What if AI made the world’s economic growth explode? from The Economist
2,800 words, or about 12 minutes
Techno-optimists envision a future in which artificial intelligence and robotics trigger an era of “radical abundance,” where productivity accelerates so dramatically that the economy grows at unprecedented rates. There are reasons to be skeptical of this scenario: The growth described would be like nothing seen before in human history, and AI may never be capable enough to deliver it. But this story sets aside doubt and imagines what the economy would look like if abundance did arrive.
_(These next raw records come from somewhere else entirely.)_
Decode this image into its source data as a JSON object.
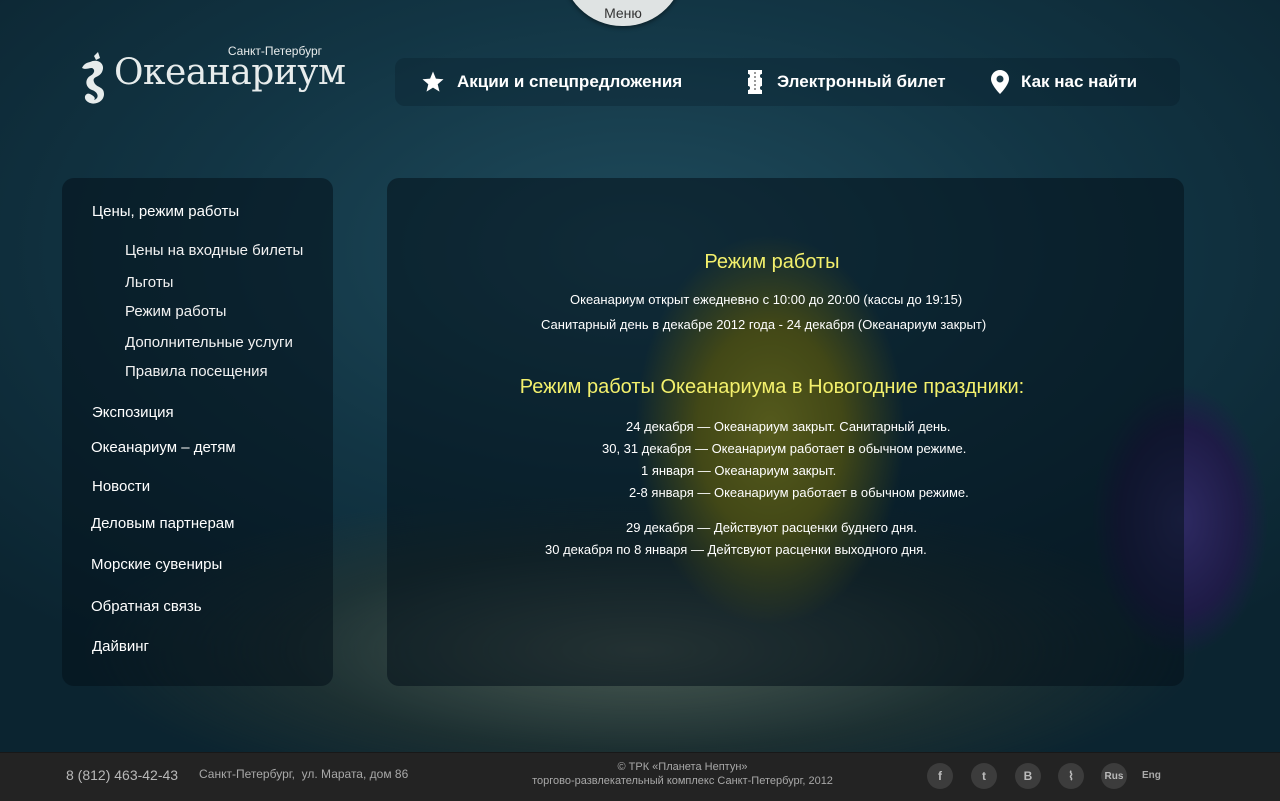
{
  "menu_tab": {
    "label": "Меню"
  },
  "logo": {
    "city": "Санкт-Петербург",
    "name": "Океанариум"
  },
  "topnav": {
    "items": [
      {
        "label": "Акции и спецпредложения",
        "icon": "star-icon"
      },
      {
        "label": "Электронный билет",
        "icon": "ticket-icon"
      },
      {
        "label": "Как нас найти",
        "icon": "map-pin-icon"
      }
    ]
  },
  "sidebar": {
    "items": [
      {
        "label": "Цены, режим работы"
      },
      {
        "label": "Цены на входные билеты"
      },
      {
        "label": "Льготы"
      },
      {
        "label": "Режим работы"
      },
      {
        "label": "Дополнительные услуги"
      },
      {
        "label": "Правила посещения"
      },
      {
        "label": "Экспозиция"
      },
      {
        "label": "Океанариум – детям"
      },
      {
        "label": "Новости"
      },
      {
        "label": "Деловым партнерам"
      },
      {
        "label": "Морские сувениры"
      },
      {
        "label": "Обратная связь"
      },
      {
        "label": "Дайвинг"
      }
    ]
  },
  "content": {
    "title": "Режим работы",
    "lines": [
      "Океанариум открыт ежедневно с 10:00 до 20:00 (кассы до 19:15)",
      "Санитарный день в декабре 2012 года - 24 декабря (Океанариум закрыт)"
    ],
    "holiday_title": "Режим работы Океанариума в Новогодние праздники:",
    "holiday_lines": [
      "24 декабря — Океанариум закрыт. Санитарный день.",
      "30, 31 декабря — Океанариум работает в обычном режиме.",
      "1 января — Океанариум закрыт.",
      "2-8 января — Океанариум работает в обычном режиме.",
      "29 декабря — Действуют расценки буднего дня.",
      "30 декабря по 8 января — Дейтсвуют расценки выходного дня."
    ]
  },
  "footer": {
    "phone": "8 (812) 463-42-43",
    "address": "Санкт-Петербург,  ул. Марата, дом 86",
    "copyright_1": "© ТРК «Планета Нептун»",
    "copyright_2": "торгово-развлекательный комплекс Санкт-Петербург, 2012",
    "social": [
      {
        "icon": "facebook-icon",
        "glyph": "f"
      },
      {
        "icon": "twitter-icon",
        "glyph": "t"
      },
      {
        "icon": "vkontakte-icon",
        "glyph": "В"
      },
      {
        "icon": "paperclip-icon",
        "glyph": "⌇"
      }
    ],
    "lang_rus": "Rus",
    "lang_eng": "Eng"
  }
}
In the most extreme scenario — in which output across knowledge work, manufacturing, agriculture and everything else becomes effectively infinite — wages collapse, leaving owners of capital as the only beneficiaries. More likely, the shift would play out unevenly, with bottlenecks in AI’s abilities and adoption shaping the economy in complex ways. Superstar AI experts may earn fortunes while ordinary knowledge workers are put out of work. The fruits of AI-driven production, such as digital entertainment, may be effectively free, while anything involving human labor, such as babysitting, may become incredibly expensive as it can’t be done more efficiently. Abundance might favor capital, but it may also drive up interest rates, making leverage expensive and stock markets even more difficult to predict. The result described is a transformed economy, shaped not just by what AI can do, but by where it can — and can’t — reach.
How to Vaccinate the World from Asterisk
4,900 words, or about 20 minutes
The Serum Institute of India is probably the biggest biotechnology company you’ve never heard of. During the Covid-19 pandemic, it shipped more than two billion vaccine doses to over 170 countries, more than any other company. According to its own estimates, 65 percent of all children on the planet have received at least one of its vaccines. That’s a staggering reach for a company that began in the ’60s on a faltering horse farm in Pune, India, where early experiments involved growing antitoxins in horses. This story traces the Serum Institute’s rise from obscurity to become the world’s largest vaccine manufacturer by volume. Its success is rooted in a series of shrewd choices: It specializes in manufacturing vaccines developed by others, allowing it to avoid risky R&D; it expanded internationally early on to capitalize on selling into foreign markets; it partners with philanthropic funds to offset costs; and it has invested heavily in scale, producing doses for cents rather than dollars. The next chapter, though, is uncertain. Will the Serum Institute remain the world’s low-cost vaccine powerhouse, or will it start competing directly with global pharmaceutical giants to develop its own first-of-their-kind vaccines?